According to Keynes, the root cause of an economic downturns is an insufficient aggregate demand. When the total demand for goods and services declines, businesses throughout the economy see their sales fall off. Lower sales induce firms to cut back production and to lay off workers. Rising unemployment and declining profits further depress demand, leading to a feedback loop with a very unhappy ending.
The economy’s output of goods and services is traditionally divided into four components: consumption, investment, net exports and government purchases. Any expansion in demand has to come from one of these four. But in each case, strong forces are working to keep spending down.
Drivers in the U.S. traveled 15 billion miles less in August, or 5.6%, which is about 770 million barrels of oil in reduced consumption.  The miles driven per month have been on a decline for many months.
Since March, the dollar has appreciated 19 percent, a move that will put a crimp in the export boom. 
The U.S. Treasury announced last week that is had invested $290 billion of the $350 billion that remained from the initial Tarp offering.
The Fed’s decision last week to start buying mortgage debt shows its willingness to act creatively. Between the Federal Reserve’s and the U.S. Treasury department’s new investments have been promised up to $7.6 trillion. Of the $7.6 trillion promised $3.7 trillion has been committed for spending. 
In normal times, a fall in consumption could be met by an increase in investment, which includes spending by businesses on plant and equipment and by households on new homes. But several factors are keeping investment spending at bay. One problem seems to be the dropping real estate values, which typically sees people waiting for the floor to be reached.

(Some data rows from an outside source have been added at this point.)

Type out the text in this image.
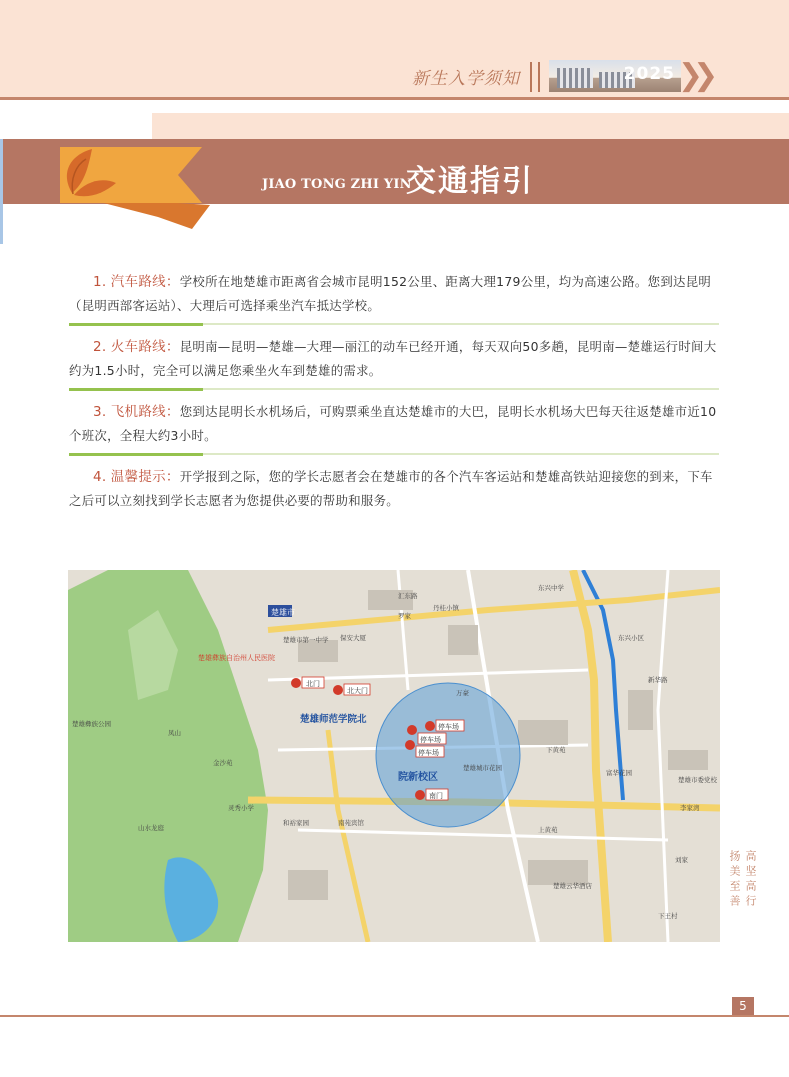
新生入学须知	2025 ❯❯
JIAO TONG ZHI YIN
交通指引

1. 汽车路线：学校所在地楚雄市距离省会城市昆明152公里、距离大理179公里，均为高速公路。您到达昆明（昆明西部客运站）、大理后可选择乘坐汽车抵达学校。

2. 火车路线：昆明南—昆明—楚雄—大理—丽江的动车已经开通，每天双向50多趟，昆明南—楚雄运行时间大约为1.5小时，完全可以满足您乘坐火车到楚雄的需求。

3. 飞机路线：您到达昆明长水机场后，可购票乘坐直达楚雄市的大巴，昆明长水机场大巴每天往返楚雄市近10个班次，全程大约3小时。

4. 温馨提示：开学报到之际，您的学长志愿者会在楚雄市的各个汽车客运站和楚雄高铁站迎接您的到来，下车之后可以立刻找到学长志愿者为您提供必要的帮助和服务。

楚雄市
楚雄师范学院北
院新校区
楚雄彝族自治州人民医院
北门
北大门
停车场
停车场
停车场
南门
罗家
汇东路
丹桂小镇
东兴中学
楚雄市第一中学 保安大厦
楚雄城市花园
下黄苑
富华花园
楚雄云华酒店
楚雄彝族公园
凤山
金沙苑
灵秀小学
和裕家园
山水龙庭
南苑宾馆
万豪
上黄苑
楚雄市委党校
东兴小区
李家湾
下王村
刘家
新华路
高坚高行
扬美至善
5
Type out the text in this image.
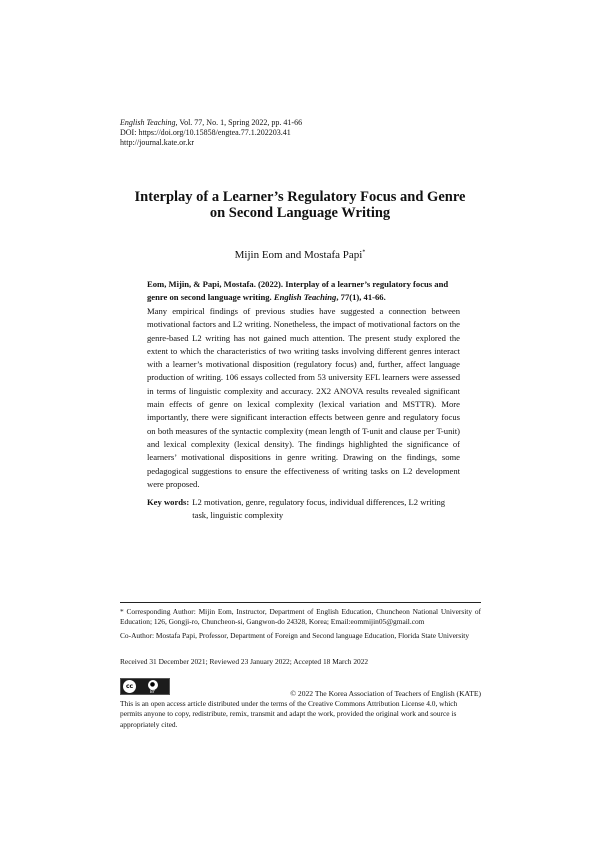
English Teaching, Vol. 77, No. 1, Spring 2022, pp. 41-66
DOI: https://doi.org/10.15858/engtea.77.1.202203.41
http://journal.kate.or.kr
Interplay of a Learner’s Regulatory Focus and Genre
on Second Language Writing
Mijin Eom and Mostafa Papi*
Eom, Mijin, & Papi, Mostafa. (2022). Interplay of a learner’s regulatory focus and genre on second language writing. English Teaching, 77(1), 41-66.
Many empirical findings of previous studies have suggested a connection between motivational factors and L2 writing. Nonetheless, the impact of motivational factors on the genre-based L2 writing has not gained much attention. The present study explored the extent to which the characteristics of two writing tasks involving different genres interact with a learner’s motivational disposition (regulatory focus) and, further, affect language production of writing. 106 essays collected from 53 university EFL learners were assessed in terms of linguistic complexity and accuracy. 2X2 ANOVA results revealed significant main effects of genre on lexical complexity (lexical variation and MSTTR). More importantly, there were significant interaction effects between genre and regulatory focus on both measures of the syntactic complexity (mean length of T-unit and clause per T-unit) and lexical complexity (lexical density). The findings highlighted the significance of learners’ motivational dispositions in genre writing. Drawing on the findings, some pedagogical suggestions to ensure the effectiveness of writing tasks on L2 development were proposed.
Key words: L2 motivation, genre, regulatory focus, individual differences, L2 writing task, linguistic complexity
* Corresponding Author: Mijin Eom, Instructor, Department of English Education, Chuncheon National University of Education; 126, Gongji-ro, Chuncheon-si, Gangwon-do 24328, Korea; Email:eommijin05@gmail.com
Co-Author: Mostafa Papi, Professor, Department of Foreign and Second language Education, Florida State University
Received 31 December 2021; Reviewed 23 January 2022; Accepted 18 March 2022
cc	●
BY	© 2022 The Korea Association of Teachers of English (KATE)
This is an open access article distributed under the terms of the Creative Commons Attribution License 4.0, which permits anyone to copy, redistribute, remix, transmit and adapt the work, provided the original work and source is appropriately cited.
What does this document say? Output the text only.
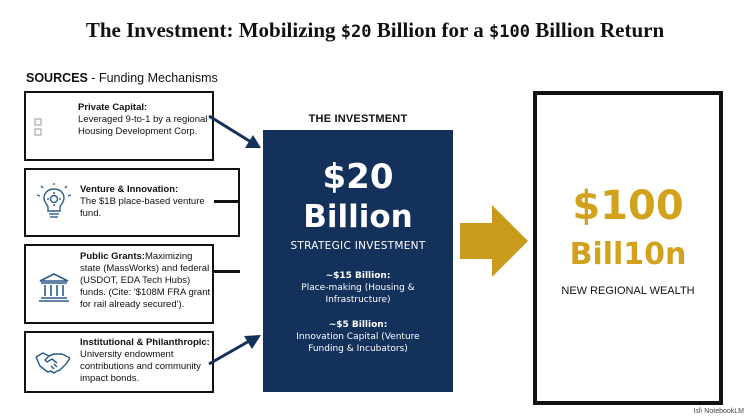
The Investment: Mobilizing $20 Billion for a $100 Billion Return
SOURCES - Funding Mechanisms
Private Capital:
Leveraged 9-to-1 by a regional Housing Development Corp.
Venture & Innovation:
The $1B place-based venture fund.
Public Grants:Maximizing state (MassWorks) and federal (USDOT, EDA Tech Hubs) funds. (Cite: '$108M FRA grant for rail already secured').
Institutional & Philanthropic:
University endowment contributions and community impact bonds.
THE INVESTMENT
$20
Billion
STRATEGIC INVESTMENT
~$15 Billion:
Place-making (Housing & Infrastructure)
~$5 Billion:
Innovation Capital (Venture Funding & Incubators)
$100
Bill10n
NEW REGIONAL WEALTH
Isl\ NotebookLM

In 2003, William White and a colleague, Claudio Borio, attended the annual conference in Jackson Hole, where they argued that policymakers needed to take greater account of asset prices and credit expansion in setting interest rates, and that if a bubble appeared to be developing they ought to “lean against the wind”—raise rates. “Ben Bernanke really believes that it is impossible to lean against the wind on the way up and that it is possible to clean up the mess afterwards,” White said recently that, “Both of these propositions are unproven.”
Conditions are different under a credit expansion which first affects the loan market. In this case the inflationary effects are multiplied by the consequences of capital malinvestment and overconsumption. Ludwig von Mises, warning, “There is no means of avoiding the final collapse of a boom brought about by credit expansion.”
From the tools used today it is likely to be a long road before things get back on track. For everyone’s sake we hope that Chairman Bernanke was right and that it is possible to clean up the mess afterwards.